今さら聞けない肉の常識

第34回
<霜降り肉の組織> 日本獣医畜産大学畜産食品工学科肉学教室

 先日の新聞で食肉加工メーカーがパソコンを使って牛肉の霜降り度を判定,発注するシステムを開発したと報じられていましたが,霜降り内の組織はどのようになっているのかについて述べてみたいと思います。
 私どもが食べている畜肉は,大別して筋繊維,結合組織, 脂肪のほか,血管,神経,リンパ等から構成されています。筋肉は,意識,無意識に関係なく収縮弛緩の運動を行うので随意筋とも呼ばれる一方,骨とともに体を支えているところから骨格筋とも呼ばれる横紋筋,心臓を形成している心筋,血管,子宮や消化器等を作っている平滑筋の3種類に分類できます。
 食肉用家畜の場合,ほとんどすべてが利用されていますので心筋,平滑筋も食用にはなっていますが,一番の主体は運動に必要なエネルギーをたくさん貯え,栄養素を豊富に含んでいる横紋筋(骨格筋)なのです。

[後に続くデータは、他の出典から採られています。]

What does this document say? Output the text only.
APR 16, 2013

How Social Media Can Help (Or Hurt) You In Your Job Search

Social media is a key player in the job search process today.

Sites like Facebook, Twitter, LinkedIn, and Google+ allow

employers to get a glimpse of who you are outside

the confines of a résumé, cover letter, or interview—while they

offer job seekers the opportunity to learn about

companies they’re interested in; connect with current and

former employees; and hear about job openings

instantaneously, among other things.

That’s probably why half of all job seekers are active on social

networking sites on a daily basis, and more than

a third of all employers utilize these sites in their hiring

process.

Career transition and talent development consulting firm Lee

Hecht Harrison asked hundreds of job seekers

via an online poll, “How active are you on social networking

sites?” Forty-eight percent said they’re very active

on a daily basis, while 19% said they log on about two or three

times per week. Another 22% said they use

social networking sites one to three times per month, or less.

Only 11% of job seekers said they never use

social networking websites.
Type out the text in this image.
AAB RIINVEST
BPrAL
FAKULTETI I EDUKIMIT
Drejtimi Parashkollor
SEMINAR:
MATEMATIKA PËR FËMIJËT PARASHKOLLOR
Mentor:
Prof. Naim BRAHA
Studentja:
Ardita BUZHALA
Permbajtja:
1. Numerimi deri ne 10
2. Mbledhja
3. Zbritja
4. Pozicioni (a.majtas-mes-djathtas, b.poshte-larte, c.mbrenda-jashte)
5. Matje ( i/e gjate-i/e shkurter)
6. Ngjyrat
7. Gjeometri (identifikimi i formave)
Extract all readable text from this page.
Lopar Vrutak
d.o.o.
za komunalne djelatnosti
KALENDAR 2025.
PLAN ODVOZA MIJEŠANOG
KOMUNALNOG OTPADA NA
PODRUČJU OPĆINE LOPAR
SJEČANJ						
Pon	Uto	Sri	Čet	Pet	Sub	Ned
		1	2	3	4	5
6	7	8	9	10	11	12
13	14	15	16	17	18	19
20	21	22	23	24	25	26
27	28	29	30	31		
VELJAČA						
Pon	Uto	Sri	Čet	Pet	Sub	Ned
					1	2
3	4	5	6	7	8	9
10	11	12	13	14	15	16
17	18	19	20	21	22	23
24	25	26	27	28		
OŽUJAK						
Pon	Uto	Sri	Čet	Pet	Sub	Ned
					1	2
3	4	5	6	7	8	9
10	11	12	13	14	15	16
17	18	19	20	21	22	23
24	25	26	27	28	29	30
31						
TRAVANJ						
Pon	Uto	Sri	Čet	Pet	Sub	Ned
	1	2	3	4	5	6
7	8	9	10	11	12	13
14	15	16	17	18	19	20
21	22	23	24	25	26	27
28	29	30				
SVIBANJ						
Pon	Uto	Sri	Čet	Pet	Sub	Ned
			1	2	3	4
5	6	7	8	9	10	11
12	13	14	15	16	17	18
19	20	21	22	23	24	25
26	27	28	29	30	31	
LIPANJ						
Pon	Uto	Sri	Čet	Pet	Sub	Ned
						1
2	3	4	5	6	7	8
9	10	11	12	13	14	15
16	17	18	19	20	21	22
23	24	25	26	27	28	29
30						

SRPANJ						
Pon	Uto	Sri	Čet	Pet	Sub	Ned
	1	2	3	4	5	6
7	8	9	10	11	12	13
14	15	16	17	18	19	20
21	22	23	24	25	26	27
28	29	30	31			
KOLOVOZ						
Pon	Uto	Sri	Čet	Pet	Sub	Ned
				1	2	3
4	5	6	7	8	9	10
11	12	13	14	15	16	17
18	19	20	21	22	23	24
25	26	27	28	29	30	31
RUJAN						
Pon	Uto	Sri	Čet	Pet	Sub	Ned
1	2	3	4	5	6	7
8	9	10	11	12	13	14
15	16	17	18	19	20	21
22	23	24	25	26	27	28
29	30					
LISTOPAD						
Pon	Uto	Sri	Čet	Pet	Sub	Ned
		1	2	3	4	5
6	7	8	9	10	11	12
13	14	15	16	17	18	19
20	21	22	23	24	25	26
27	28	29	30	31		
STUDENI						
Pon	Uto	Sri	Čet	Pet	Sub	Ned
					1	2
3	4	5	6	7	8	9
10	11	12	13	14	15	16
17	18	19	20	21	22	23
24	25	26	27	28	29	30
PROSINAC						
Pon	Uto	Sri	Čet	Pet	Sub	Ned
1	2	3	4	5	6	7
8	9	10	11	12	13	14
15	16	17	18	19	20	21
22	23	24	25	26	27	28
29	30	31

 骨格筋の組織は,筋原繊維と呼ばれる物が数十〜数百規則正しく配列した物が筋繊維で筋内膜という結合組織で囲まれ一束を形成。これらの束が複数集まり筋周膜という結合組織でまとめられ,さらに筋周膜で束になった物が複数集まり,筋膜(筋上膜)と呼ばれる厚く堅い結合組織の膜でおおわれ,1本の筋肉として構成されています。
 外側の筋膜は,束ねるという以外に,筋繊維の末端では力のよりどころを与え,中間では筋収縮の時の滑り良さを与える等の役割があるといわれています。
 結合組織を構成している繊維は,引く力に強い「膠原繊維」が大部分を占めていますが,酸,アルカリ,熱に強い「弾性織推」,上記2つの特徴をもち細部に分布する「細網繊維」等があり,ほかにタンパク質と多糖類から成る基質と遊走,肥満,色素等の各細胞からできています。
 筋肉と血管,神経の関係は,血管,神経とも筋上膜から筋周膜に入り,最終的には血管は筋内膜に併接して走る毛細血管となります。一方神経は,筋内膜を通り抜け,直接筋細胞膜の表面にアメーバー状に付着します。そして血管,神経ともに筋細胞内には侵入しません。
 脂質は,皮下,腎臓周囲,筋肉間にある脂肪を蓄積脂肪と呼び,筋肉,内臓等の組織にある脂肪を組織脂肪と呼んでいます。筋質の含有量,脂肪酸組成は,家畜の種類,品種,年齢,性別,飼料,脂肪沈着部位等によって違ってきます。
 一般的に筋周膜より中には脂肪の沈着はしにくい物なのですが,良い飼料管理によって肥育された家畜は内臓周囲,皮下組織,筋上膜,筋周膜,筋内膜そして筋鞘まで,とくに血管の走っている周辺に脂肪の多くが沈着してきます。これらの脂肪の沈着した筋肉を一般的に「霜降り肉」と呼んでいます。筋周膜が細かく分布し血管系が良く発達している筋肉の方が脂肪分布も細やかで溶けるような軟らかい「霜降り肉」になるようです。